Boursier, a middle-aged man of average height, but very stout of build and asthmatically short of neck, was recognized as a keen trader. He did most of his trading away from the house in the Rue de la Paix, and paid frequent visits, sometimes entire months in duration, to Le Havre and Bordeaux. It is nowhere suggested that those visits were made on any occasion other than that of business. M. Boursier spent his days away from the house, and his evenings with friends.

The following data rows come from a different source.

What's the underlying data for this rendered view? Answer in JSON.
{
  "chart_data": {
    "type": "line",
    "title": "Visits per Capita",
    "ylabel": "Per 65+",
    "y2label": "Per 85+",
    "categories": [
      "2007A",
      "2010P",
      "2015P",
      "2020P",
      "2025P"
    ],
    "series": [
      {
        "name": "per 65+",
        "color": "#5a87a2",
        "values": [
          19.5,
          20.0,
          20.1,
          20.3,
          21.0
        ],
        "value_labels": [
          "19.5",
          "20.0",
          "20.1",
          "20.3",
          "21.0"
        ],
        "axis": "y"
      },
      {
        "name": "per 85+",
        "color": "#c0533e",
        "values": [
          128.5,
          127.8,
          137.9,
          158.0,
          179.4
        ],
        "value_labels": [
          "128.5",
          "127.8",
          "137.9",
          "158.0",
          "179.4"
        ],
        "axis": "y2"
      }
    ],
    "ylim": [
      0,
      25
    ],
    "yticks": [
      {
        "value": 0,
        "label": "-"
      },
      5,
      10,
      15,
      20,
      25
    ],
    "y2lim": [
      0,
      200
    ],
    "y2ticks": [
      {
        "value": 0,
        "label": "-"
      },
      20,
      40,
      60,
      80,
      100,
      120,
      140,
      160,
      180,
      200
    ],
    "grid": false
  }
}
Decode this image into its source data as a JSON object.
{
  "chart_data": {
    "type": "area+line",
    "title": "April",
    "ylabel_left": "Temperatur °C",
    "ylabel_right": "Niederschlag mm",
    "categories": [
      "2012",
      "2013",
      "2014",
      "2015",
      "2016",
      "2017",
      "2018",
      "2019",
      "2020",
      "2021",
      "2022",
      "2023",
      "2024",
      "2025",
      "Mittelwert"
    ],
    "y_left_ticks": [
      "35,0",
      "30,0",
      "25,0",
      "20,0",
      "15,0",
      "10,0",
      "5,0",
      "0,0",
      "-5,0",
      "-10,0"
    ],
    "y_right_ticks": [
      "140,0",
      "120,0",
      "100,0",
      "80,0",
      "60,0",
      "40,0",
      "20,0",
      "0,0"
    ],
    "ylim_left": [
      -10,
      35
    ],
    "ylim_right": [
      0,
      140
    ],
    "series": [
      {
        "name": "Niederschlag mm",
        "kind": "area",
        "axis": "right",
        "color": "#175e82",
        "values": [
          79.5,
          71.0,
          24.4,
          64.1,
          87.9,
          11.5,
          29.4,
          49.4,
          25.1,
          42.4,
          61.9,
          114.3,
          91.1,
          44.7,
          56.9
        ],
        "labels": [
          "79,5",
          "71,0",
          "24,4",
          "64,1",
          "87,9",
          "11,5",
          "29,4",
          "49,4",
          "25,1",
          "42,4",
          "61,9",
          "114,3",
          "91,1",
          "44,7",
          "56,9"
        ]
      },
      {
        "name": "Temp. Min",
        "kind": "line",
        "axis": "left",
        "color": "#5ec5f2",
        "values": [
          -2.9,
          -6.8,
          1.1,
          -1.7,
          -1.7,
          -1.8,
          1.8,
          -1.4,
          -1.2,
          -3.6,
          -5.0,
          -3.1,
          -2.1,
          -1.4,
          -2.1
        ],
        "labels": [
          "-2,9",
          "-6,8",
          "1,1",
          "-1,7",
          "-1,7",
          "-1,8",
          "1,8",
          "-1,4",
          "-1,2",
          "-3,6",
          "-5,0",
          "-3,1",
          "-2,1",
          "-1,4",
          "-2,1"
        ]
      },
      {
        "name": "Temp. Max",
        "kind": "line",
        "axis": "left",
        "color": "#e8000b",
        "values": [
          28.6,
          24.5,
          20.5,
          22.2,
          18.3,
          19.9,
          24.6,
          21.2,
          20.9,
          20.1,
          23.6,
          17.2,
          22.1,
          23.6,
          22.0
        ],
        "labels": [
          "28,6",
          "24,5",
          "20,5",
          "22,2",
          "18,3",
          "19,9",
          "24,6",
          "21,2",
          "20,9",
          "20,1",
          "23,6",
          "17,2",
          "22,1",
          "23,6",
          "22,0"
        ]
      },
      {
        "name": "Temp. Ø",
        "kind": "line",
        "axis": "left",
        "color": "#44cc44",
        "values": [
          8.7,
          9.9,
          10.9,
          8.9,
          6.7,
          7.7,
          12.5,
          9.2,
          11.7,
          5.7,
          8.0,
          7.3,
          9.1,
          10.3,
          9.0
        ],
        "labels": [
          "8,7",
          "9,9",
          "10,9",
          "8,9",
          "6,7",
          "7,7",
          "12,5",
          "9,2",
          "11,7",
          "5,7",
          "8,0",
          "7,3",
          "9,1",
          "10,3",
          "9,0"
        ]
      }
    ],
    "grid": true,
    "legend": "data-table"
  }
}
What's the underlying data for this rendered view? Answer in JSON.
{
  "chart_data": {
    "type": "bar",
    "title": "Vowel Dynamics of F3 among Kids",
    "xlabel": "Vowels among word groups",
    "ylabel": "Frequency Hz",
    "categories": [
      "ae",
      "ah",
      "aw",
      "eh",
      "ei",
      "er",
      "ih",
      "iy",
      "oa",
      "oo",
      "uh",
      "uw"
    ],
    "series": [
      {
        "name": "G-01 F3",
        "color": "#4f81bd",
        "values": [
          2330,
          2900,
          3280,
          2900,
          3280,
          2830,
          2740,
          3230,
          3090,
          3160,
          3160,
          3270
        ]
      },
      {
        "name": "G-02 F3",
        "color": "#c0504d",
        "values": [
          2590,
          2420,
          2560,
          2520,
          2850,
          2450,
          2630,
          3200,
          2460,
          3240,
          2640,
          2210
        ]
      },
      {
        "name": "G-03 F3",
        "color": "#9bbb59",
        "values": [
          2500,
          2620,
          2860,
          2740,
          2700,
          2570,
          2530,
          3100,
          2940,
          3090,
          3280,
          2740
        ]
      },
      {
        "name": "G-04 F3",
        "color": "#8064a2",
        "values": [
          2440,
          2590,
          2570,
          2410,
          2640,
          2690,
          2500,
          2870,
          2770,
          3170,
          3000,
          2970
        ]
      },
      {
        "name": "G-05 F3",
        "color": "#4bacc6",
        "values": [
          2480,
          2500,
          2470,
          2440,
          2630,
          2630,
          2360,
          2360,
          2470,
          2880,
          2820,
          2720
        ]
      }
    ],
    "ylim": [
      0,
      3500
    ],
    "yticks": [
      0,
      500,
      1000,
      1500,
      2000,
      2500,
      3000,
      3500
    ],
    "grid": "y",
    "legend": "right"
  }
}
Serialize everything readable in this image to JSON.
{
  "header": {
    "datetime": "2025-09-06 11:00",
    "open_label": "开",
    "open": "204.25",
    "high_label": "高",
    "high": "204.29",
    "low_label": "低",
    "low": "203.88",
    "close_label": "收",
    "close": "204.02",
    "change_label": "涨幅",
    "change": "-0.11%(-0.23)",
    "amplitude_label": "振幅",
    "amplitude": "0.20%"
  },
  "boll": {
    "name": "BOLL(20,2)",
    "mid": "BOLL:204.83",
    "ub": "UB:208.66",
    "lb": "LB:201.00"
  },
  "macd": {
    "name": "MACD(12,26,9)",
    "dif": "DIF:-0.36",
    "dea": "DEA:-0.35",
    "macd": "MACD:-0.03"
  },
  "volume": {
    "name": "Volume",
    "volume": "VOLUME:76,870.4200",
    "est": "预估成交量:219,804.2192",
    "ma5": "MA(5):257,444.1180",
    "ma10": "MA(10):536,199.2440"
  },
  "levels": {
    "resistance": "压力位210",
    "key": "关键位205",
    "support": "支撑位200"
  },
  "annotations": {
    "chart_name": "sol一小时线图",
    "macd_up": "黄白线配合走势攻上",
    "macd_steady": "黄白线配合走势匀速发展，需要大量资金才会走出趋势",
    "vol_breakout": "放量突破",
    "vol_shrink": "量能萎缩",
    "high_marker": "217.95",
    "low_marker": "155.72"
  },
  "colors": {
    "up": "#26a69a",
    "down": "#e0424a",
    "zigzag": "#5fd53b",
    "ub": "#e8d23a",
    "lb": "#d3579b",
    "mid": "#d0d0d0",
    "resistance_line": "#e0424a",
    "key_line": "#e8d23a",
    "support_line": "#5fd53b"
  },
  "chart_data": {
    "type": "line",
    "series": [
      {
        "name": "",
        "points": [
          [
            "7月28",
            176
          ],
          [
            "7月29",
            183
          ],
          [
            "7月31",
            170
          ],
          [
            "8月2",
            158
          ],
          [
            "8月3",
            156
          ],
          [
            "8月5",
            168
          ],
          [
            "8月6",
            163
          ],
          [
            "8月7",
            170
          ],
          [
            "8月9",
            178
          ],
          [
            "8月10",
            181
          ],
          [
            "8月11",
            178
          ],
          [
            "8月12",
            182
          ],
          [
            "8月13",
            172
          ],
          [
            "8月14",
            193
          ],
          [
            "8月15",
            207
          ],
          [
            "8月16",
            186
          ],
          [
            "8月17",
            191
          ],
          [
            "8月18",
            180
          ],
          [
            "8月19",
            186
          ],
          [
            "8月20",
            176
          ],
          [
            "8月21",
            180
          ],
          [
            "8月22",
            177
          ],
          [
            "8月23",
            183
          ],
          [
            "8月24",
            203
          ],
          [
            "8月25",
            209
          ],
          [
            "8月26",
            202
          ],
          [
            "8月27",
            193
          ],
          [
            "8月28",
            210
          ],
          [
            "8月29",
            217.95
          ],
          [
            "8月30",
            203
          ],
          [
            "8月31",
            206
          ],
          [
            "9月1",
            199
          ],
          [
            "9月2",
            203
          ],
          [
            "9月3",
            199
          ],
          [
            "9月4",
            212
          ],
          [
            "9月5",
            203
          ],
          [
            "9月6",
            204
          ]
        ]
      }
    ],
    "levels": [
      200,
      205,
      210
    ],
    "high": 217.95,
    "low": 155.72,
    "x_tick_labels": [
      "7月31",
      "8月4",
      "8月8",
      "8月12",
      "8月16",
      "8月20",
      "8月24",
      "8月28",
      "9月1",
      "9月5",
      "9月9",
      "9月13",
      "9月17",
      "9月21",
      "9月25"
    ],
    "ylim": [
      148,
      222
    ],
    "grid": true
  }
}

It does not anywhere appear that Mme Boursier objected to her husband's absenteeism. She was a capable woman, rather younger than her husband, and of somewhat better birth and education. She seems to have been content with, if she did not exclusively enjoy, having full charge of the business in the shop. Dark, white of tooth, not particularly pretty, this woman of thirty-six was, for her size, almost as stout as her husband. It is said that her manner was a trifle imperious, but that no doubt resulted from knowledge of her own capability, proved by the successful way in which she handled her business and family responsibilities.